Известия, получаемые В. Скоттом относительно его дел, становились с каждым днем все тревожнее. Выяснилось, что долги были гораздо многочисленнее, чем это казалось сначала. От В. Скотта требовали не менее 130 000 фунтов стерлингов (1,5 миллиона рублей). Тяжелые дни приходилось переживать бедному романисту. Одно время он был вполне уверен, что ему придется лишиться не только Абботсфорда и остального имущества, но даже проститься со свободою. Это казалось ему всего ужаснее, как он упоминает в своем дневнике, потому что заключение в долговой тюрьме уничтожило бы силу его фантазии и лишило бы возможности работать и помочь заработком себе и другим. Однако все в конце концов уладилось, и общее собрание кредиторов решило оставить Абботсфорд во владении романиста. Он же обязался ограничить свои издержки казенным жалованьем и отдавать кредиторам весь свой заработок и все, что получит от продажи остального своего имущества.

Согласившись на это, В. Скотт тотчас приступил к точнейшему исполнению своих обещаний.

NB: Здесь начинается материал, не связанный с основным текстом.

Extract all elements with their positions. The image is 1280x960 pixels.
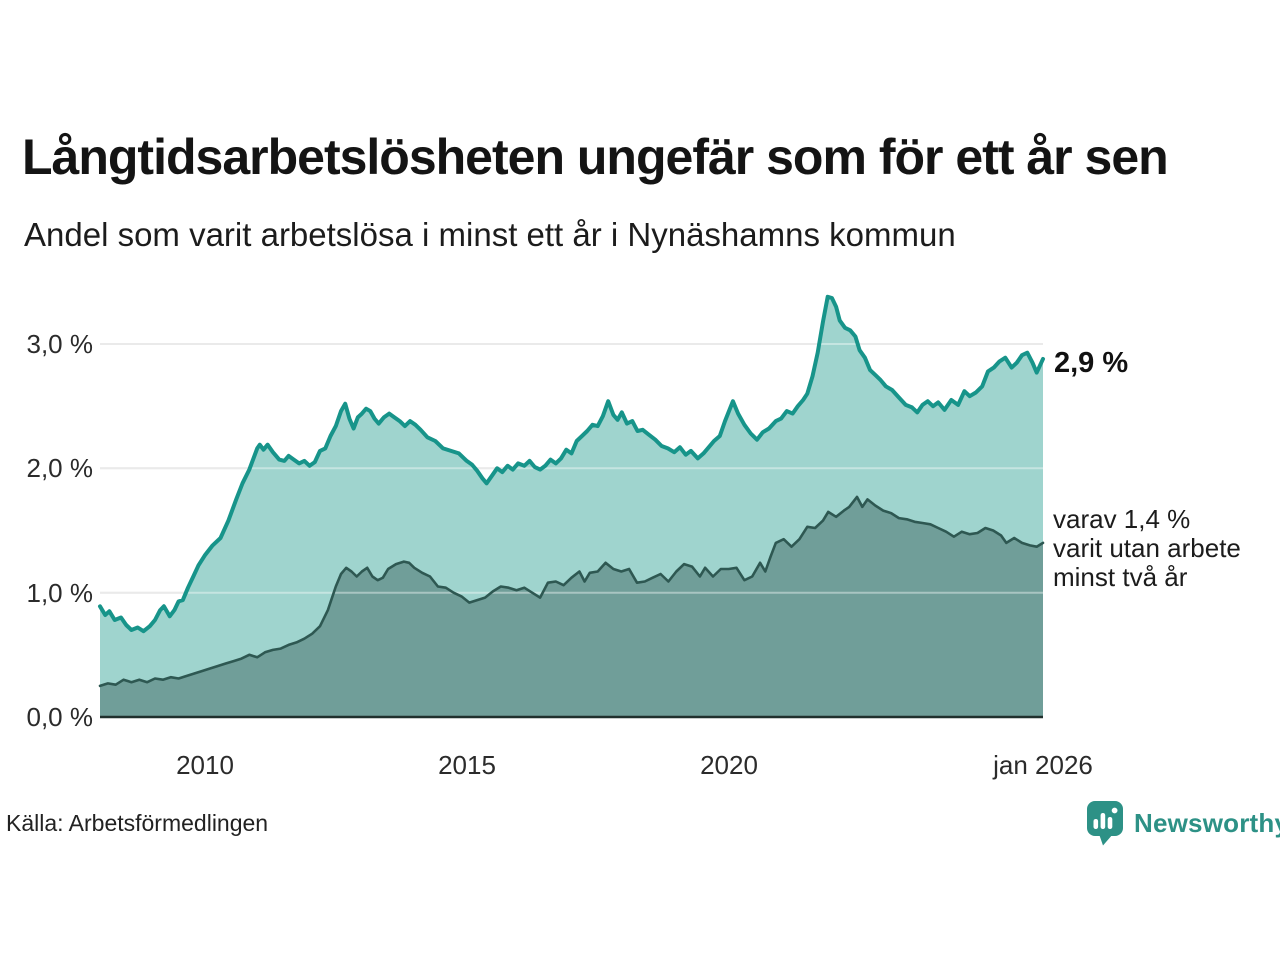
x-axis-label-2020: 2020 (700, 750, 758, 780)
newsworthy-brand: Newsworthy (1086, 800, 1280, 846)
series1-line (98, 294, 1045, 634)
y-axis-label-2: 2,0 % (26, 453, 94, 483)
x-axis-label-2010: 2010 (176, 750, 234, 780)
series2-line (98, 495, 1045, 688)
series2-area (100, 496, 1043, 717)
y-axis-label-0: 0,0 % (26, 702, 94, 732)
chart-subtitle: Andel som varit arbetslösa i minst ett å… (24, 216, 956, 253)
series2-annotation-line1: varav 1,4 % (1053, 504, 1191, 534)
x-axis-label-jan-2026: jan 2026 (993, 750, 1093, 780)
source-label: Källa: Arbetsförmedlingen (6, 810, 269, 836)
newsworthy-logo-icon (1087, 801, 1123, 846)
series2-annotation: varav 1,4 % varit utan arbete minst två … (1053, 505, 1241, 592)
series2-annotation-line3: minst två år (1053, 562, 1188, 592)
y-axis-label-3: 3,0 % (26, 329, 94, 359)
y-axis-label-1: 1,0 % (26, 578, 94, 608)
chart-title: Långtidsarbetslösheten ungefär som för e… (22, 129, 1169, 185)
x-axis-label-2015: 2015 (438, 750, 496, 780)
series2-annotation-line2: varit utan arbete (1053, 533, 1241, 563)
latest-value-label: 2,9 % (1054, 347, 1129, 379)
brand-name: Newsworthy (1134, 807, 1280, 838)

Он продал свой эдинбургский дом, поселил семейство в Абботсфорде, нанял для своих деловых приездов в город скромную квартиру и начал без устали работать – иногда по двенадцать часов сряду не отходил от своей конторки, забывая общество, отказывая себе во всем, даже в прогулке. Издержки свои поэт ограничил до минимума. В это время ему минуло пятьдесят пять лет. О выезде из эдинбургского дома много раз упоминается в дневнике В. Скотта. В одном месте говорится: «С печалью оставляю я здесь некоторые гравюры и небольшие украшения, которыми некогда гордилась леди Скотт; но теперь она равнодушна к ожидающей их судьбе, именно – быть проданными с аукциона. Я же никак не могу безучастно относиться к предметам, когда-то имевшим для меня известный интерес, как бы ни были они сами по себе ничтожны. Но я рад, что она, при плохом ее здоровье и достаточном количестве других забот, смотрит на это иначе и не связывает никаких семейных и домашних воспоминаний с предстоящею неприятною процедурой».